A study authored by the MDA grantee Eric Hoffman and colleagues and recently published at the Journal of Cell Biology, demonstrated the ability of VBP15 in reducing the formation of scar tissue in the muscles. In addition, the researchers discovered in mice that neighbor fibers, which were injured in 10-day intervals, can experience conflict signaling, becoming confused, and creating scars instead of regenerating. When treated with prednisone or VBP15, the healing process was able to resynchronize, which the researchers believe provides important information on the muscle’s ability to heal.

Sarepta Therapeutics is currently enrolling patients for its phase 3 trial to study the experimental DMD drug eteplirsen, developed to target and block a section of genetic instructions for the dystrophin protein exon 51. The drug is expected to make a functional, albeit short version of the missing dystrophin protein in DMD-affected cells. Even though the company was planning on submitting a new drug application to the U.S. Food and Drug Administration (FDA) this year, the FDA recently asked for more data and trials about the drug, delaying the process at least until the middle of next year.

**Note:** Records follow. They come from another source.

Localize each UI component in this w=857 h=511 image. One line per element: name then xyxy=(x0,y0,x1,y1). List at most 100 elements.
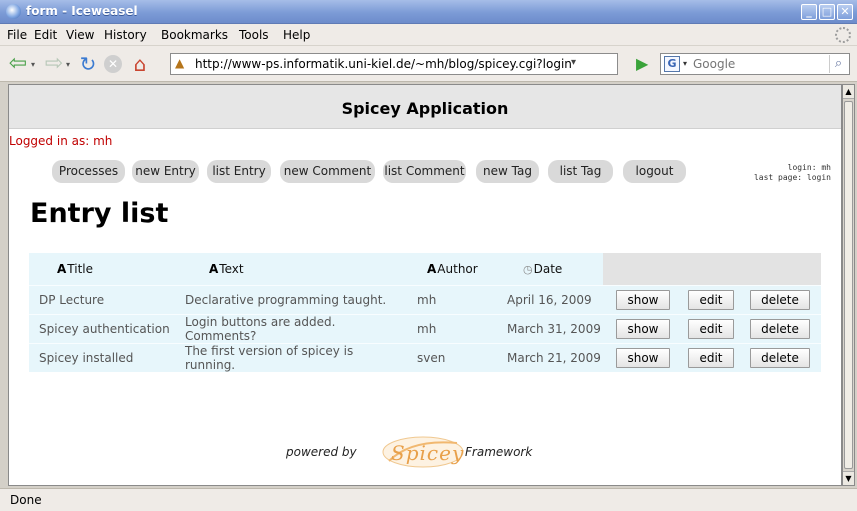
menu-view[interactable]: View xyxy=(66,28,94,42)
table-row: DP Lecture Declarative programming taugh… xyxy=(29,284,821,314)
url-text[interactable]: http://www-ps.informatik.uni-kiel.de/~mh… xyxy=(195,57,572,71)
scroll-down-icon[interactable]: ▼ xyxy=(843,471,854,485)
cell-author: mh xyxy=(407,313,497,343)
cell-title: DP Lecture xyxy=(29,284,175,314)
page-viewport: Spicey Application Logged in as: mh Proc… xyxy=(8,84,842,486)
cell-show: show xyxy=(603,313,683,343)
menu-bar: File Edit View History Bookmarks Tools H… xyxy=(0,24,857,46)
powered-by-label: powered by xyxy=(286,445,357,459)
search-input[interactable] xyxy=(693,56,833,72)
status-text: Done xyxy=(10,493,42,507)
scroll-up-icon[interactable]: ▲ xyxy=(843,85,854,99)
edit-button[interactable]: edit xyxy=(688,318,734,339)
cell-date: March 21, 2009 xyxy=(497,342,603,372)
window-title: form - Iceweasel xyxy=(26,4,138,18)
nav-list-comment-button[interactable]: list Comment xyxy=(383,160,466,183)
nav-new-entry-button[interactable]: new Entry xyxy=(132,160,199,183)
login-info-user: login: mh xyxy=(787,163,831,172)
cell-show: show xyxy=(603,284,683,314)
login-info-last-page: last page: login xyxy=(753,173,831,182)
menu-history[interactable]: History xyxy=(104,28,147,42)
app-title: Spicey Application xyxy=(341,99,509,118)
spicey-logo-text: Spicey xyxy=(391,441,465,465)
cell-text: Declarative programming taught. xyxy=(175,284,407,314)
cell-title: Spicey installed xyxy=(29,342,175,372)
login-info: login: mh last page: login xyxy=(754,163,831,183)
status-bar: Done xyxy=(0,488,857,511)
cell-show: show xyxy=(603,342,683,372)
iceweasel-icon xyxy=(6,4,21,19)
entry-table: ATitle AText AAuthor ◷Date DP Lecture De… xyxy=(29,253,821,372)
cell-edit: edit xyxy=(683,342,739,372)
sort-icon[interactable]: A xyxy=(427,262,436,276)
search-engine-icon[interactable]: G xyxy=(664,56,680,72)
cell-author: mh xyxy=(407,284,497,314)
cell-delete: delete xyxy=(739,284,821,314)
calendar-icon[interactable]: ◷ xyxy=(523,263,533,276)
site-favicon-icon: ▲ xyxy=(175,56,185,70)
cell-author: sven xyxy=(407,342,497,372)
nav-list-entry-button[interactable]: list Entry xyxy=(207,160,271,183)
vertical-scrollbar[interactable]: ▲ ▼ xyxy=(842,84,855,486)
menu-bookmarks[interactable]: Bookmarks xyxy=(161,28,228,42)
url-bar[interactable]: ▲ http://www-ps.informatik.uni-kiel.de/~… xyxy=(170,53,618,75)
nav-new-tag-button[interactable]: new Tag xyxy=(476,160,539,183)
menu-help[interactable]: Help xyxy=(283,28,310,42)
edit-button[interactable]: edit xyxy=(688,347,734,368)
delete-button[interactable]: delete xyxy=(750,289,810,310)
header-date[interactable]: ◷Date xyxy=(497,253,603,285)
nav-new-comment-button[interactable]: new Comment xyxy=(280,160,375,183)
header-text[interactable]: AText xyxy=(175,253,407,285)
search-icon[interactable]: ⌕ xyxy=(829,55,847,73)
go-icon[interactable]: ▶ xyxy=(636,56,648,72)
nav-processes-button[interactable]: Processes xyxy=(52,160,125,183)
page-footer: powered by Spicey Framework xyxy=(9,435,841,475)
navigation-toolbar: ⇦ ▾ ⇨ ▾ ↻ ✕ ⌂ ▲ http://www-ps.informatik… xyxy=(0,46,857,82)
search-engine-arrow-icon[interactable]: ▾ xyxy=(683,59,687,68)
header-text-label[interactable]: Text xyxy=(219,262,243,276)
show-button[interactable]: show xyxy=(616,318,670,339)
throbber-icon xyxy=(835,27,851,43)
header-title[interactable]: ATitle xyxy=(29,253,175,285)
close-button[interactable]: ✕ xyxy=(837,4,853,20)
header-title-label[interactable]: Title xyxy=(67,262,93,276)
forward-history-arrow-icon[interactable]: ▾ xyxy=(66,60,70,69)
table-header-row: ATitle AText AAuthor ◷Date xyxy=(29,253,821,285)
minimize-button[interactable]: _ xyxy=(801,4,817,20)
header-author-label[interactable]: Author xyxy=(437,262,477,276)
table-row: Spicey installed The first version of sp… xyxy=(29,342,821,372)
sort-icon[interactable]: A xyxy=(209,262,218,276)
cell-text: Login buttons are added. Comments? xyxy=(175,313,407,343)
table-row: Spicey authentication Login buttons are … xyxy=(29,313,821,343)
delete-button[interactable]: delete xyxy=(750,347,810,368)
home-icon[interactable]: ⌂ xyxy=(130,54,150,74)
menu-edit[interactable]: Edit xyxy=(34,28,57,42)
framework-label: Framework xyxy=(465,445,533,459)
back-history-arrow-icon[interactable]: ▾ xyxy=(31,60,35,69)
cell-edit: edit xyxy=(683,313,739,343)
nav-logout-button[interactable]: logout xyxy=(623,160,686,183)
edit-button[interactable]: edit xyxy=(688,289,734,310)
sort-icon[interactable]: A xyxy=(57,262,66,276)
nav-list-tag-button[interactable]: list Tag xyxy=(548,160,613,183)
cell-date: March 31, 2009 xyxy=(497,313,603,343)
search-box[interactable]: G ▾ ⌕ xyxy=(660,53,850,75)
show-button[interactable]: show xyxy=(616,347,670,368)
forward-icon[interactable]: ⇨ xyxy=(44,53,64,75)
cell-delete: delete xyxy=(739,313,821,343)
delete-button[interactable]: delete xyxy=(750,318,810,339)
stop-icon[interactable]: ✕ xyxy=(104,55,122,73)
reload-icon[interactable]: ↻ xyxy=(78,54,98,74)
menu-tools[interactable]: Tools xyxy=(239,28,269,42)
header-date-label[interactable]: Date xyxy=(534,262,563,276)
maximize-button[interactable]: □ xyxy=(819,4,835,20)
show-button[interactable]: show xyxy=(616,289,670,310)
cell-edit: edit xyxy=(683,284,739,314)
scrollbar-thumb[interactable] xyxy=(844,101,853,469)
back-icon[interactable]: ⇦ xyxy=(8,53,28,75)
cell-date: April 16, 2009 xyxy=(497,284,603,314)
header-actions xyxy=(603,253,821,285)
header-author[interactable]: AAuthor xyxy=(407,253,497,285)
menu-file[interactable]: File xyxy=(7,28,27,42)
url-dropdown-icon[interactable]: ▾ xyxy=(571,57,576,68)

“We understand that this news is disappointing to the DMD community, and we feel the same sense of urgency that our families do when it comes to finding effective treatments,” explained the MDA’s chief medical and scientific officer, neurologist Valerie Cwik, M.D. “We hope this development will not significantly delay the process as the FDA ensures eteplirsen is safe and effective before it is brought into the clinic.”

Sarepta is now working to meet the criteria required by the FDA and is going to submit an application for an accelerated approval pathway, an option offered by the agency to accelerate the development of new drugs. In addition, the company is also studying other exon-skipping compounds that target the 53, 45, 50, 44, 52, and 8 exons of the dystrophin gene. The company expects to be able to develop these studies, which are not yet clinical trials, into DMD treatments.

The Dutch biotechnology company Prosensa also submitted a new drug application for its DMD drug called drisapersen to the FDA this past October using the accelerated approval method. In addition, the company also announced that it was planning on submitting a marketing authorization application to the European Medicines Agency (EMA) for conditional approval at the beginning of next year. The drug is designed to target exon 51 of the dystrophin gene for the treatment of DMD patients.

Last September, the company began the re-administration of drisapersen in their ongoing trials in both North America and Europe after having stopped due to discouraging preliminary results. The phase 3 trial conducted in 2003 failed its intentions to demonstrate the drug effectiveness on tests of walking distance or motor function at 48 weeks, compared to placebo. However, two new phase 2 trials revealed different and more encouraging results that influenced the company’s decision to start re-administering patients.

These above mentioned drug development profiles are among those that the MD Association considers to be the most promising for bringing new, commercially-available therapies to the DMD patient population in the near future.